#### Supplement to Artificial Intelligence

## Watson’s DeepQA Architecture

We go through a simplified and abstract treatment of Watson’s DeepQA architecture. The DeepQA architecture makes use of a large number of diverse modules that generate multiple answers \(\mathsf{A}_i\) for any question \(\mathsf{Q}\) posed to the system. Multiple pieces of evidence \(\langle e_1^{\mathsf{A}_i},e_2^{\mathsf{A}_i},\ldots, e_m^{\mathsf{A}_i} \rangle\) are then generated for each question-answer pair. Each tuple \(\langle \mathsf{Q}, \mathsf{A_i}; e_1^{\mathsf{A}_i},e_2^{\mathsf{A}_i},\ldots, e_m^{\mathsf{A}_i} \rangle\) is then fed through modules that assign multiple scores to the answer and the evidence. The score are then represented by a feature vector \(\watsonfeatvec\). The set of all such vectors is then winnowed down by passing it through multiple stages of **logistic regression**. If the function learnt in supervised learning is continuous, the task is termed regression as opposed to classification when the inputs are discrete, but the functions learnt are generally termed classifiers whether the task is regression or classification. All classifiers in different stages perform logistic regression on the input, as sketched in the figure below, mapping a feature vector \(x\) into a confidence score \(f(x)\in [0,1]\). Each logistic regression classifier is parametrized by a vector \(\beta_i\) that is obtained during a prior training phase in which the answers for questions are known.

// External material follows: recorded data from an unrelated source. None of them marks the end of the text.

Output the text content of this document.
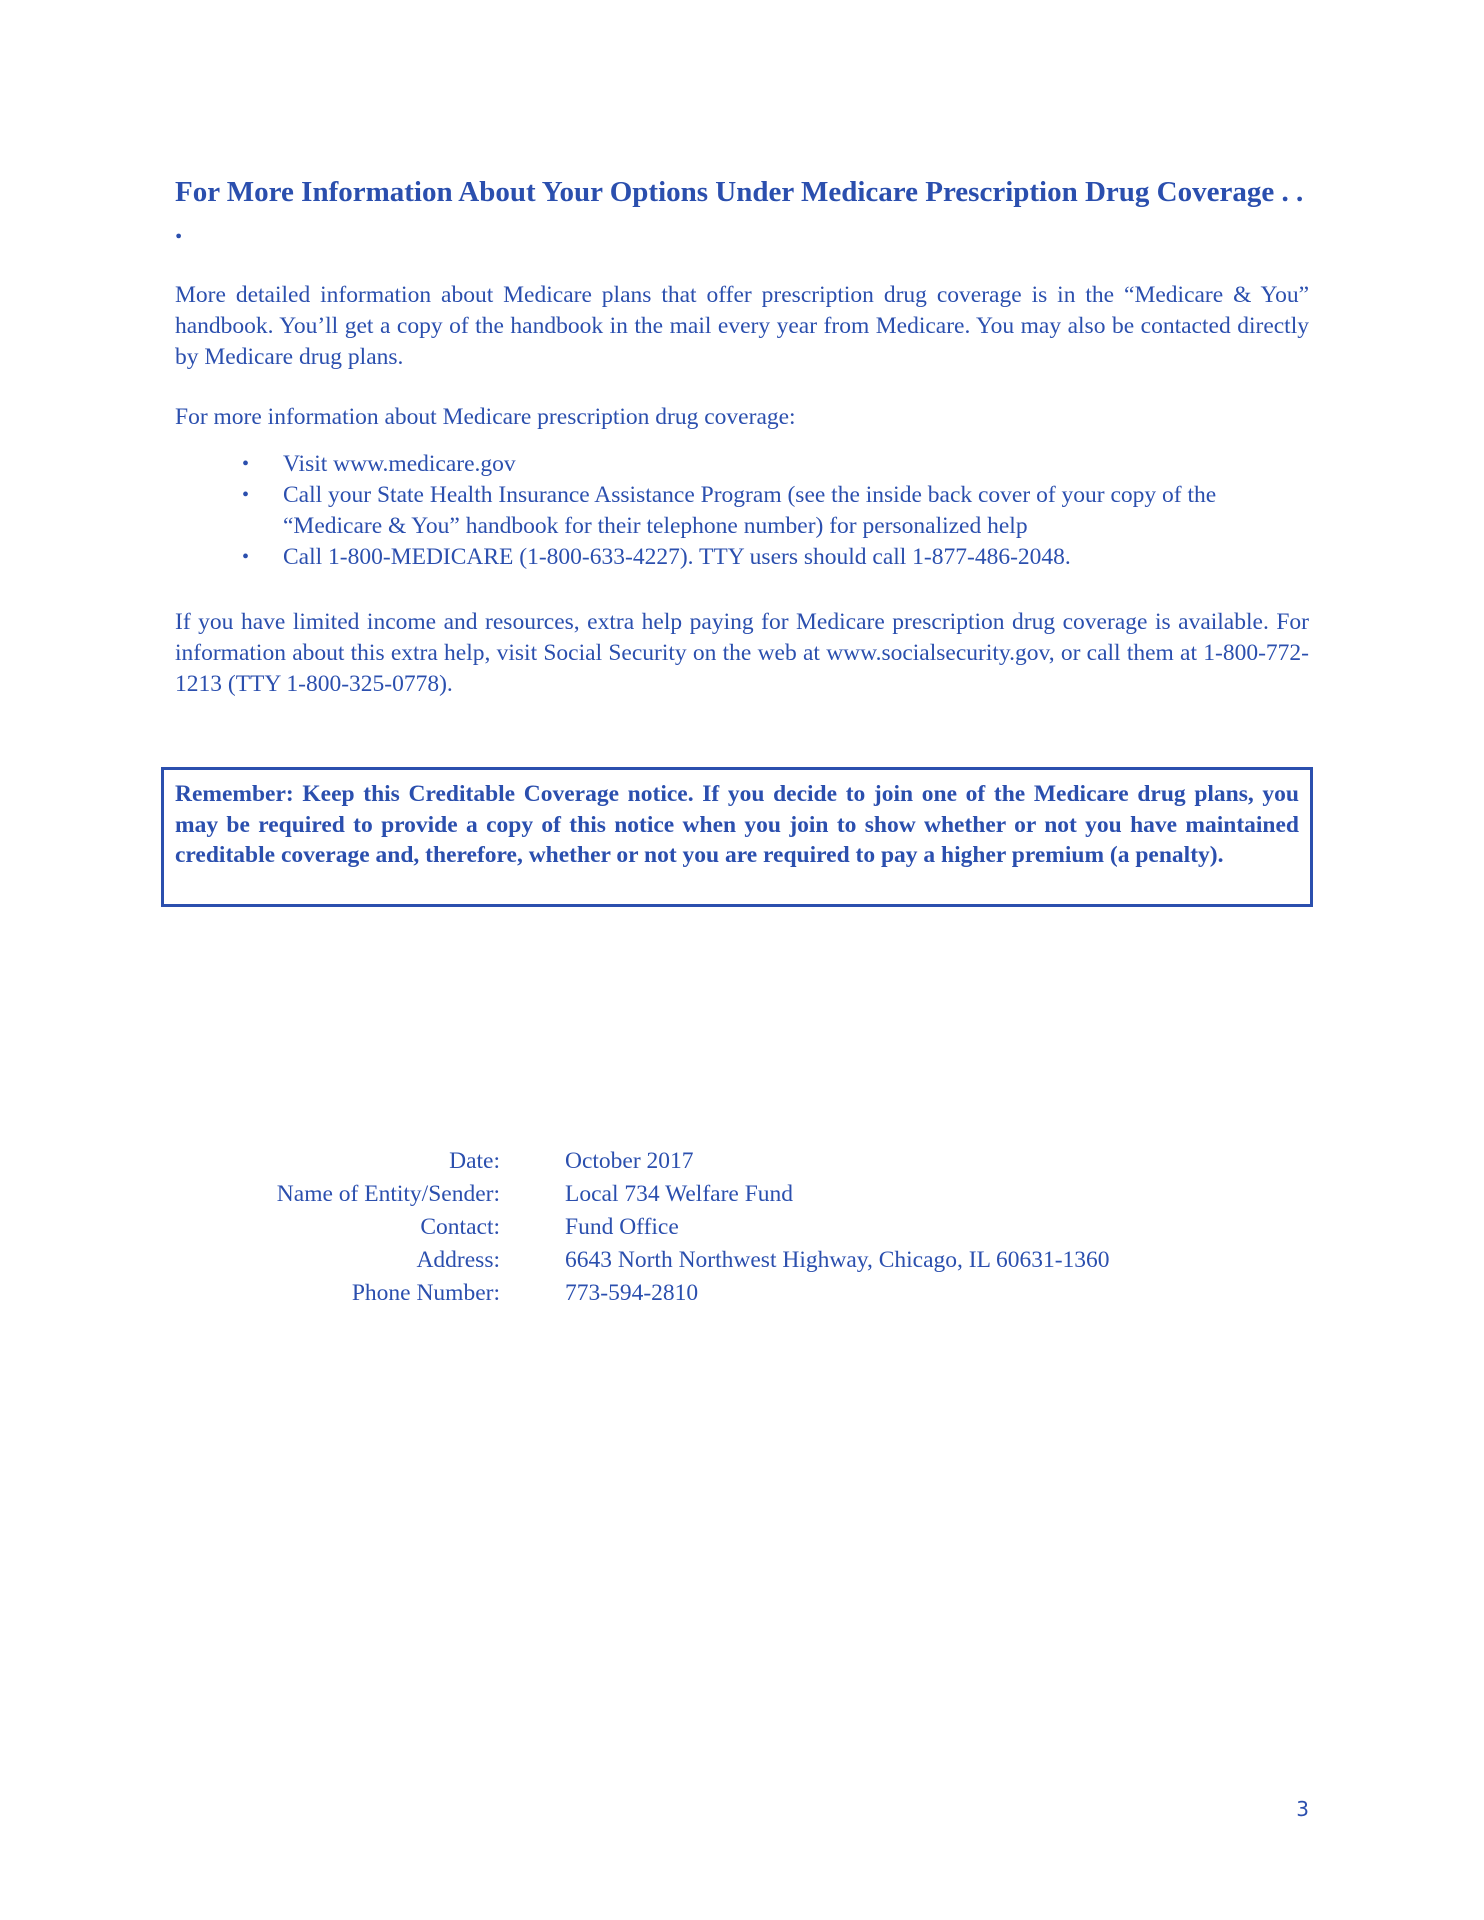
For More Information About Your Options Under Medicare Prescription Drug Coverage . . .

More detailed information about Medicare plans that offer prescription drug coverage is in the “Medicare & You” handbook. You’ll get a copy of the handbook in the mail every year from Medicare. You may also be contacted directly by Medicare drug plans.

For more information about Medicare prescription drug coverage:

• Visit www.medicare.gov
• Call your State Health Insurance Assistance Program (see the inside back cover of your copy of the “Medicare & You” handbook for their telephone number) for personalized help
• Call 1-800-MEDICARE (1-800-633-4227). TTY users should call 1-877-486-2048.

If you have limited income and resources, extra help paying for Medicare prescription drug coverage is available. For information about this extra help, visit Social Security on the web at www.socialsecurity.gov, or call them at 1-800-772-1213 (TTY 1-800-325-0778).

Remember: Keep this Creditable Coverage notice. If you decide to join one of the Medicare drug plans, you may be required to provide a copy of this notice when you join to show whether or not you have maintained creditable coverage and, therefore, whether or not you are required to pay a higher premium (a penalty).
Date:	October 2017
Name of Entity/Sender:	Local 734 Welfare Fund
Contact:	Fund Office
Address:	6643 North Northwest Highway, Chicago, IL 60631-1360
Phone Number:	773-594-2810
3
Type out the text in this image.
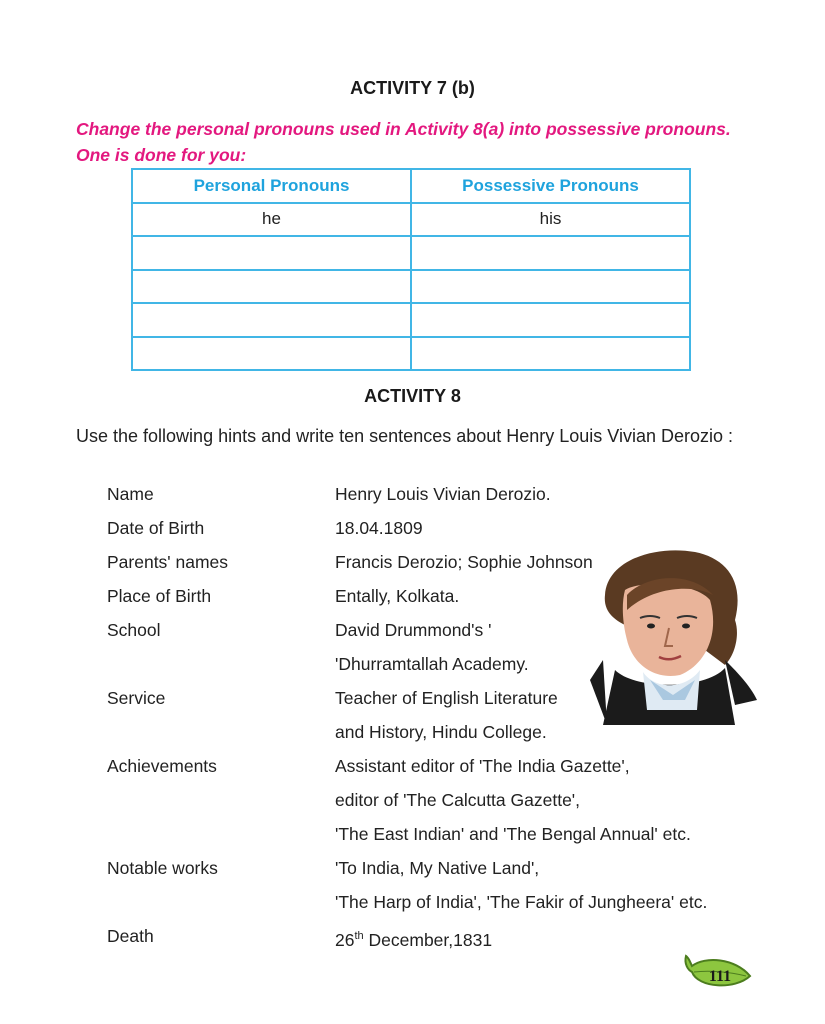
ACTIVITY 7 (b)
Change the personal pronouns used in Activity 8(a) into possessive pronouns.
One is done for you:
Personal Pronouns	Possessive Pronouns
he	his

ACTIVITY 8
Use the following hints and write ten sentences about Henry Louis Vivian Derozio :
Name	Henry Louis Vivian Derozio.
Date of Birth	18.04.1809
Parents' names	Francis Derozio; Sophie Johnson
Place of Birth	Entally, Kolkata.
School	David Drummond's '
'Dhurramtallah Academy.
Service	Teacher of English Literature
and History, Hindu College.
Achievements	Assistant editor of 'The India Gazette',
editor of 'The Calcutta Gazette',
'The East Indian' and 'The Bengal Annual' etc.
Notable works	'To India, My Native Land',
'The Harp of India', 'The Fakir of Jungheera' etc.
Death	26th December,1831
111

*From feature vectors to confidence scores in DeepQA*

Each feature vector is passed through multiple phases of classification as shown in the overarching diagram below. Within each phase, there are classifiers for different broad categories of questions (e.g., Date, Number, Multiple Choice etc). For any question \(\mathsf{Q}\), all the \(\watsonfeatvec\) are fed into one classifier in an initial filtering phase. This reduces the set of answers from \(n\) to a much smaller \(n'\), the top \(n'\) based on the top scores from the classifier. Then in a normalization phase, the feature values are first normalized with respect to the \(n'\) instances. The answers are then re-ranked by the one classifier that is applicable in this phase. The third transfer phase has specialized classifiers to account for rare categories (e.g. Etymology). The final elite phase then outputs a final ranking of a smaller set of answers from the previous phase. The final answer produced by DeepQA is the answer \(\mathsf{A}\) whose feature vector \(\watsonfeatvec\) receives the highest score.

*From feature vectors to confidence scores in DeepQA*

As mentioned earlier Watson is an example of what can be a called a big data problem. For instance, for any question, Watson can generate around 100 answers, and for each answer it can generate around 100 points of evidence. Each answer-evidence pair can be scored by up-to 100 scorers, resulting in a feature vector with around 10000 values for each answer and around a million numerical values for a single question. Watson’s framework reduces the feature vector for each answer to a single confidence score.

Watson is an example of a learning system over algorithms. One might be tempted to call Watson a **meta-learning** system (Vilalta and Drissi 2002, Schaul and Schmidhüber 2010), which is different from **base-learning**. In base-learning (of the function learning form discussed so far), we have an algorithm \(\mathcal{L}_{\theta}\) parameterized by \(\theta\) which given some data, \(D=\{\langle x_i,\ff(x_i)\rangle\}\), outputs a function \(\ff'_\mu\) parametrized by \(\mu\). In base-learning, based on \(D\), \(\mathcal{L}_{\theta}\) simply selects a good set of parameters \(\mu\). In meta-learning, based on one more such learning experiences, we also “learn” the parameters \(\theta\).

While the DeepQA architecture learns over the outputs of many different algorithms, the architecture does not have any assumptions over the individual components used to generate answers and evidence. Those components could be hand-engineered, learning-based, probabilistic etc., and need not be just machine learning components, as required in meta-learning. Instead of building a learning system to handle the question-answering task head on (as in base-learning), what the authors of Watson did was build a machine learning system that learned what individual modules work best for a given question-answer pair and associated pieces of evidence. In (Gondek et al. 2012), Watson’s builders go into more details of the learning system.